587 BC (continued)

As a sequel to pillaging the Treasury, Nebuchadnezzar ordered some 5,000 of the most important and skilled Jews to be taken into exile at Babylon. This was done in four phases, spread over a number of years; the remaining Jews being left to 'till the land' (30). The Old Testament records that King Jehoiachin was taken along with them and subsequently released by the new Babylonish King Evilmoradach after 37 years in a prison (31).

This has been questioned, as some now believe that Jehoiachin, aged 18, died in 597 BC after a brief reign of only three months, and well before the Babylonian invasion. Moreover, Jehoiachin had been succeeded by Zedekiah (TsidkiyƔhu), although eventually the latter was left without authority over Jerusalem and its puppet kings.

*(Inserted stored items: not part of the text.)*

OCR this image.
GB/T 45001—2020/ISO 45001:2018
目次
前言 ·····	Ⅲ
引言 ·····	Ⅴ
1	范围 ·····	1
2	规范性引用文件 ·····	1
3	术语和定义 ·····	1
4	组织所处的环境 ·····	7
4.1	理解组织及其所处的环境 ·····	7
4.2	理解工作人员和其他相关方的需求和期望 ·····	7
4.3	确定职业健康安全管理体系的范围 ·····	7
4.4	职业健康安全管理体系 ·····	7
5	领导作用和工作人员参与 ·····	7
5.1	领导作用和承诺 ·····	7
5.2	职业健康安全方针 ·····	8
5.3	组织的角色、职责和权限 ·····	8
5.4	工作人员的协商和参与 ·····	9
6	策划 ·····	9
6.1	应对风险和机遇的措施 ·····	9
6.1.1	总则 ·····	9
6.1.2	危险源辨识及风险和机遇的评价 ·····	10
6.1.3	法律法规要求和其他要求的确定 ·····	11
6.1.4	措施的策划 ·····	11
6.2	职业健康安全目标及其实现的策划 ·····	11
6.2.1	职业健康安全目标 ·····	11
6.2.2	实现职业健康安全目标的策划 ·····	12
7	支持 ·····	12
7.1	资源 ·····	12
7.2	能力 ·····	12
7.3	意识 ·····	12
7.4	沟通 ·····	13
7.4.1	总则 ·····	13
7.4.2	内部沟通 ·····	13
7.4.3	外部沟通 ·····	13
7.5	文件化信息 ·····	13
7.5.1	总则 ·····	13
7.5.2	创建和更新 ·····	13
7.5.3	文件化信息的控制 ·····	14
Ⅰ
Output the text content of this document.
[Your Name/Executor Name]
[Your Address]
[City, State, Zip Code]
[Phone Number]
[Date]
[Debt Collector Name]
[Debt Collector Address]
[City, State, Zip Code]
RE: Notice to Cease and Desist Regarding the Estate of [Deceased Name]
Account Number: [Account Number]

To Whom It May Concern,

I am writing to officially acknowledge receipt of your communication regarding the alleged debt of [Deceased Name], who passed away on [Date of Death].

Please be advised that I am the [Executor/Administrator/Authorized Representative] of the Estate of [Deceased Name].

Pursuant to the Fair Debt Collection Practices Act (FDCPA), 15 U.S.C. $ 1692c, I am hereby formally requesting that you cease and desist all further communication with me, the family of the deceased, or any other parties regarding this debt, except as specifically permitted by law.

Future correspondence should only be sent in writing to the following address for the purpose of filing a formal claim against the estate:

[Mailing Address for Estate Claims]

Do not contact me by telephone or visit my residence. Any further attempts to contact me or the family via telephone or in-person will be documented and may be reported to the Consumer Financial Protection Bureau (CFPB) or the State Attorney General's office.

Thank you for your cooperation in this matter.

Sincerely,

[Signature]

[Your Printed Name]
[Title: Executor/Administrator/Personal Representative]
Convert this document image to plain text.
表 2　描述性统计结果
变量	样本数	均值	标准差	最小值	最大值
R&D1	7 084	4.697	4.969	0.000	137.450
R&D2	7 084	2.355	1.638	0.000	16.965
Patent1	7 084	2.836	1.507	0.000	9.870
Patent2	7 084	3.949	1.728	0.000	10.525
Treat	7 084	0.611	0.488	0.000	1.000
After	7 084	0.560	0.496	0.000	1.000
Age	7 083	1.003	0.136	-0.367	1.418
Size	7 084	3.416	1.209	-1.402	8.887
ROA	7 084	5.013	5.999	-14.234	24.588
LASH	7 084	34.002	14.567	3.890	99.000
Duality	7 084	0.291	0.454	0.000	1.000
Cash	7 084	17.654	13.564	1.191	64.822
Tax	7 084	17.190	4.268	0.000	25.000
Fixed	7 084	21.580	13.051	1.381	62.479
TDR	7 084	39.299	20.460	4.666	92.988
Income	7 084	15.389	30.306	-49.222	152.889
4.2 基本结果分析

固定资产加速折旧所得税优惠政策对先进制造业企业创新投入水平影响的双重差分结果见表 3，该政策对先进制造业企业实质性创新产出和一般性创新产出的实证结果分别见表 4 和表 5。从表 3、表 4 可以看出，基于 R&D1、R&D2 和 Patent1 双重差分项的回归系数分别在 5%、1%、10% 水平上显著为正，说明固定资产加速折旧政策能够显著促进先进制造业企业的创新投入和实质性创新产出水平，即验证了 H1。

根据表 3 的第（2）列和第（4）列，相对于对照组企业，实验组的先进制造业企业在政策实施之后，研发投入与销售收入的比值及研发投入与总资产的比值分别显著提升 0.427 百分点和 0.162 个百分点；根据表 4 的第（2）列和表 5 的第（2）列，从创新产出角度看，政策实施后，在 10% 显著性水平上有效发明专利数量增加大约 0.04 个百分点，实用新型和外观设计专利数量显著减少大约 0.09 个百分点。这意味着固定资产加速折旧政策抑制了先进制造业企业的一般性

Following the abortive revolt later that summer, Nebuchadnezzar, angered by Zedekiah's alleged treachery and ingratitude for past favours, forced the latter to witness the execution of his three sons before his own eyes were gouged out. Zedekiah was then taken into captivity in Babylon where he died soon afterwards in early 586 BC.

539 BC

There was little love lost between the Persians and the Babylonians, any more than there is today between the Iranians and the Iraqis. Cyrus, Emperor of Persia, succeeded in conquering Babylonia and then went on to take Syria, the whole of Israel and Trans-Jordan.

538 BC

With the retaking of Jerusalem, and after almost 50 years in exile, Cyrus allowed the banished Jews to return to rebuild their Temple (32). Moreover, and most handsomely, he ordered the return to the Jews of all the treasures originally plundered by Nebuchadnezzar (33). Again, there was no mention of the Ark.